'The President talks about the World Cup, but not about HIV'
Friday, 10 August 2007
Cape Town's majestic Table mountain provides one of the most stunning natural backdrops imaginable to a back yard. Which is a blessing for Fezeke Kayingona, 34, because she hasn't a lot else to boast of. It is a short journey from her shack, but a world away from the city's lush golf courses, five star hotels and diamond shops.
In defence of its handling of the Aids epidemic, Thabo Mbeki's government argues it is still grappling to rebuild a post apartheid public health system, and that boosting nutrition is a vital weapon against illness .
Fourteen years after the end of apartheid, South Africa's social and economic divisions are indeed still stark. Fezeke's flimsy home has plastic sheeting for a roof and apart from some old bus seating and an empty supermarket trolley there is little furniture.
She became pregnant last year and the ante-natal check up revealed she was HIV positive as well. Her family back in the Eastern Cape rejected her, she says. "They simply can t accept it".
Yet she is lucky. Unlike most South Africans with HIV she is now on antiretroviral drug treatment. Her baby daughter Emihlie has been spared infection thanks to drugs that prevent mother to child transmission.
Rose Ncumisa a volunteer comes around to check that Fezeke is taking the tablets that help her fight infections. "The accommodation is a problem, it's cold, and the diet is poor, which makes it difficult to keep healthy" she says.
But Fezeke is thankful for powerful drugs. "You can't use traditional medicine or anything else for this" she says, nodding in the direction of her emaciated, coughing husband Jongile, who is also HIV positive but started treatment late and is fighting TB.
A thousand miles away in Durban 12-year-old Babiza Ndlovu wants, one day, he says "to own a quality motorcar, to find a kind, caring and reliable wife for my wedding day, and for my Mum to be there, treated like a queen". When you meet his mother Sizakhele, 45, that part of the dream doesn't seem out of the question. She looks the picture of health.
But then, she too is receiving life-saving drugs.
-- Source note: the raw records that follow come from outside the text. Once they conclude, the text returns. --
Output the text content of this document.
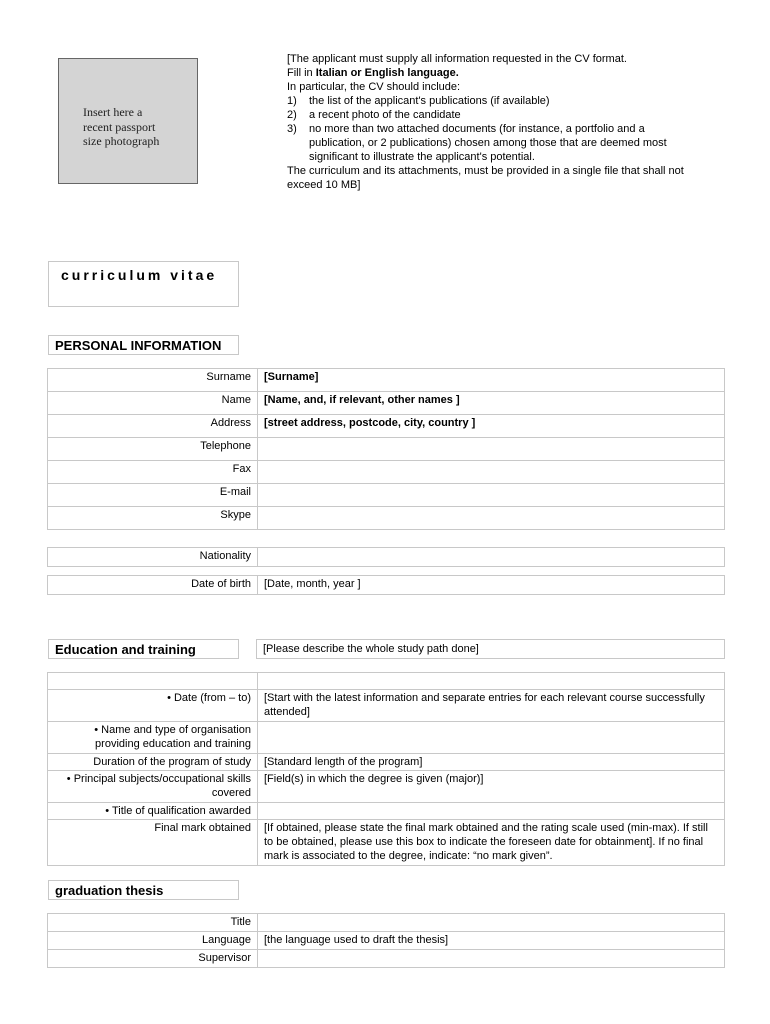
Insert here a
recent passport
size photograph
[The applicant must supply all information requested in the CV format.
Fill in Italian or English language.
In particular, the CV should include:
1)	the list of the applicant's publications (if available)
2)	a recent photo of the candidate
3)	no more than two attached documents (for instance, a portfolio and a publication, or 2 publications) chosen among those that are deemed most significant to illustrate the applicant's potential.
The curriculum and its attachments, must be provided in a single file that shall not exceed 10 MB]
curriculum vitae
PERSONAL INFORMATION
Surname	[Surname]
Name	[Name, and, if relevant, other names ]
Address	[street address, postcode, city, country ]
Telephone	
Fax	
E-mail	
Skype	
Nationality	
Date of birth	[Date, month, year ]
Education and training	[Please describe the whole study path done]

• Date (from – to)	[Start with the latest information and separate entries for each relevant course successfully attended]
• Name and type of organisation providing education and training	
Duration of the program of study	[Standard length of the program]
• Principal subjects/occupational skills covered	[Field(s) in which the degree is given (major)]
• Title of qualification awarded	
Final mark obtained	[If obtained, please state the final mark obtained and the rating scale used (min-max). If still to be obtained, please use this box to indicate the foreseen date for obtainment]. If no final mark is associated to the degree, indicate: “no mark given”.
graduation thesis
Title	
Language	[the language used to draft the thesis]
Supervisor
As her son reasons about HIV in a diary distributed to help other children affected by the disease. "It doesn't mean she is going to die. I could die before her, I could be involved in an accident".
Around 1400 people are infected with HIV every day in South Africa, most of them women. Even if the infected are offered Aids drugs, many are by now confused or fearful about the safety of antiretrovirals.
"You hear people saying the drugs will cause your liver to fail, that your mind will go. So they waste time on witchcraft."
Her sister went to a traditional healer after testing HIV positive. She died last year. "In the end she had toxioplasmosis. It was dreadful," Sizakhele recalls.
In the clinic where Sizakhele gets her treatment, the walls are plastered with reminders about Aids drugs. "Anti retrovirals keeps you healthy-they don't cure Aids" one reads.
Staff had the posters brought in from Botswana. "Because our own government doesn't do positive messages about antiretro-virals" one of the doctors explains, adding "Our president jumps through hoops to speak about 2010 and world cup soccer but on HIV/Aids he says nothing useful".